Dinner itself was some kind of poached fish, plus a million delicious sides. In an effort to get at these miraculous sides, I kept accidentally elbowing the guy next to me, who turned out to be Ed Jr., a.k.a. Little Ed. Eventually he mumbled, “Just tell me what you want I’ll get it, okay.” He did this without turning his head or making eye contact.
That was all he said until Charlize started telling the story of how she met us.
“Well, my heart sank when I saw Walter in that CVS because you know Walter, he’s like a hypochondriac but for everybody in the room, and sure enough he sees this young man with his hand wrapped up, and he hollers, Charlize! Hey! Charlize! I need you to look at this! And soon as I say, look at what, he just goes, whoopee!! and—and books it out of there, knocking people over, leaving a Walter-shaped hole in the wall. But it isn’t that false o
f an alarm because this young man Wesley does need some attention, and Wesley, I don’t want to embarrass you, but you looked a little like a hobo standing there, sorry but you did, you had a dirty little bloodstained washcloth around your hand like you were going for your Hobo Patch in Boy Scouts—heh—Quincy, don’t make me laugh—and there’s all kinds of dirt and grime and shattered glass in his hand just begging to get infected. So I cleaned it out and then I sent these three on their way—”
“The evidence would suggest you did no such thing,” said Ed.
“Ma, what were you doing in CVS,” said Little Ed, in his mumbly scratchy voice.
“Ed, I did send them on their way, but then outside I catch up to them arguing and bickering about motels, not a parent or a teacher in sight, which, let me ask you three, is that normal for you young people? I’m not judging, I’m just curious, is that a normal circumstance?”
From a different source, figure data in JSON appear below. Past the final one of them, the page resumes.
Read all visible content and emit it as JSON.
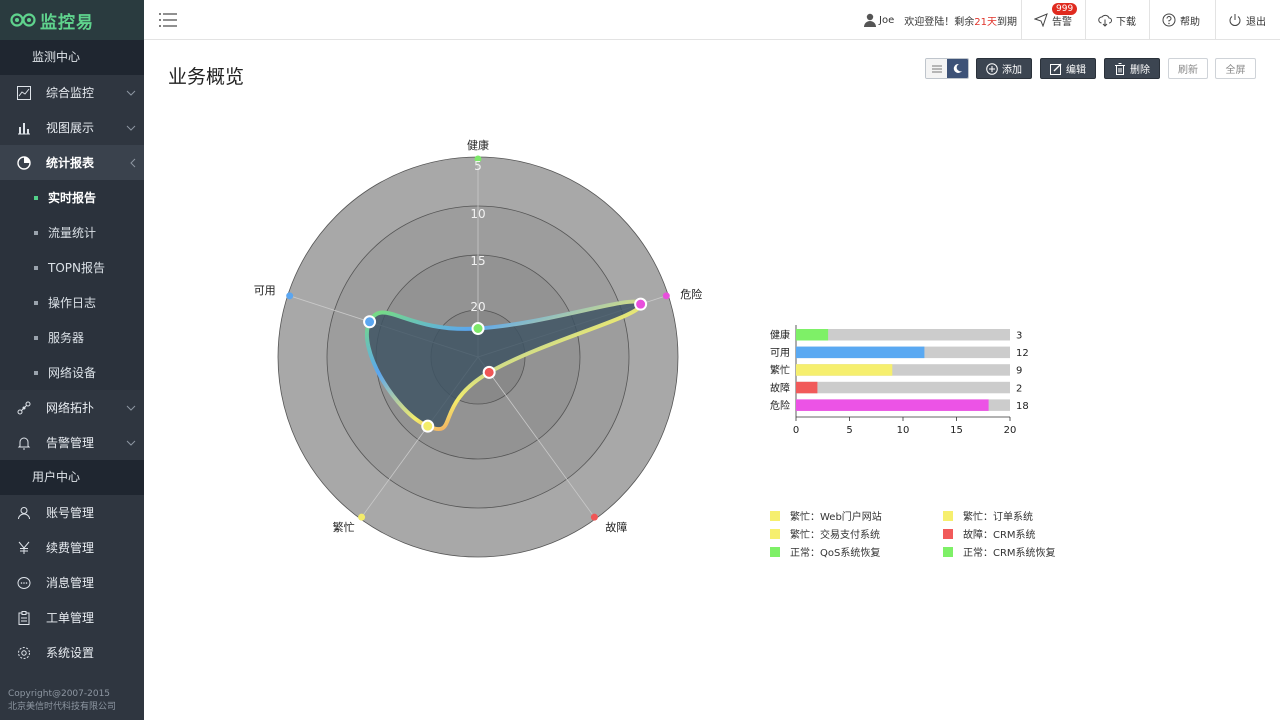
{
  "app": {
    "logo_text": "监控易"
  },
  "sidebar": {
    "section1": "监测中心",
    "items": [
      {
        "label": "综合监控",
        "icon": "monitor-chart-icon"
      },
      {
        "label": "视图展示",
        "icon": "bar-chart-icon"
      },
      {
        "label": "统计报表",
        "icon": "pie-chart-icon"
      }
    ],
    "sub_items": [
      {
        "label": "实时报告"
      },
      {
        "label": "流量统计"
      },
      {
        "label": "TOPN报告"
      },
      {
        "label": "操作日志"
      },
      {
        "label": "服务器"
      },
      {
        "label": "网络设备"
      }
    ],
    "items2": [
      {
        "label": "网络拓扑",
        "icon": "topology-icon"
      },
      {
        "label": "告警管理",
        "icon": "bell-icon"
      }
    ],
    "section2": "用户中心",
    "items3": [
      {
        "label": "账号管理",
        "icon": "user-icon"
      },
      {
        "label": "续费管理",
        "icon": "yuan-icon"
      },
      {
        "label": "消息管理",
        "icon": "message-icon"
      },
      {
        "label": "工单管理",
        "icon": "clipboard-icon"
      },
      {
        "label": "系统设置",
        "icon": "gear-icon"
      }
    ],
    "copyright_line1": "Copyright@2007-2015",
    "copyright_line2": "北京美信时代科技有限公司"
  },
  "topbar": {
    "username": "Joe",
    "welcome_prefix": "欢迎登陆！剩余",
    "days": "21天",
    "welcome_suffix": "到期",
    "alert_label": "告警",
    "alert_count": "999",
    "download_label": "下载",
    "help_label": "帮助",
    "logout_label": "退出"
  },
  "main": {
    "title": "业务概览",
    "toolbar": {
      "add": "添加",
      "edit": "编辑",
      "delete": "删除",
      "refresh": "刷新",
      "fullscreen": "全屏"
    }
  },
  "chart_data": [
    {
      "type": "radar",
      "indicators": [
        "健康",
        "危险",
        "故障",
        "繁忙",
        "可用"
      ],
      "max": 20,
      "ring_labels": [
        "5",
        "10",
        "15",
        "20"
      ],
      "values": [
        3,
        18,
        2,
        9,
        12
      ],
      "colors": [
        "#7de86a",
        "#e84fdc",
        "#f05656",
        "#f3ec6a",
        "#5ba6f0"
      ]
    },
    {
      "type": "bar",
      "orientation": "horizontal",
      "categories": [
        "健康",
        "可用",
        "繁忙",
        "故障",
        "危险"
      ],
      "values": [
        3,
        12,
        9,
        2,
        18
      ],
      "colors": [
        "#7ef067",
        "#5aa9f2",
        "#f6ef6e",
        "#f15a5a",
        "#ec53e6"
      ],
      "xlim": [
        0,
        20
      ],
      "ticks": [
        "0",
        "5",
        "10",
        "15",
        "20"
      ]
    }
  ],
  "legend": [
    {
      "label": "繁忙：Web门户网站",
      "color": "#f6ef6e"
    },
    {
      "label": "繁忙：订单系统",
      "color": "#f6ef6e"
    },
    {
      "label": "繁忙：交易支付系统",
      "color": "#f6ef6e"
    },
    {
      "label": "故障：CRM系统",
      "color": "#f15a5a"
    },
    {
      "label": "正常：QoS系统恢复",
      "color": "#7ef067"
    },
    {
      "label": "正常：CRM系统恢复",
      "color": "#7ef067"
    }
  ]
}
“I will answer that question,” said Ed cheerfully. “NO. No, it is not. There are three runaways sitting at our dinner table.”
“Pop,” said Quincy.
“You three would’ve told me if you were runaways, I hope,” Charlize asked us.
My skin got very hot and itchy and I squirmed involuntarily. Corey stared at his food unhappily like it was forcing him to watch an episode of the news. And Ash was completely expressionless, which somehow made her seem the guiltiest of all three of us.
“Their silence is deafening,” said Ed, munching some fish.
“Ed, let them speak.”
“You,” said Ed to me. “Do you have express parental consent to be in this house.”
Fortunately, I had a full mouth. And I knew that having a full mouth was going to buy me a little time. So I tried to chew the food as conspicuously as possible. But I was not able to use the time that this bought me to have any kind of productive brain activity.
Everyone continued to wait for me to say something. I knit my eyebrows and puffed out my cheeks a little bit, hoping to convey the idea of, There is a whole bunch of food in here. So I probably will not be able to talk for a while.
Unfortunately, puffing out my cheeks caused a small amount of stuffing to lurch out of my mouth and into my lap.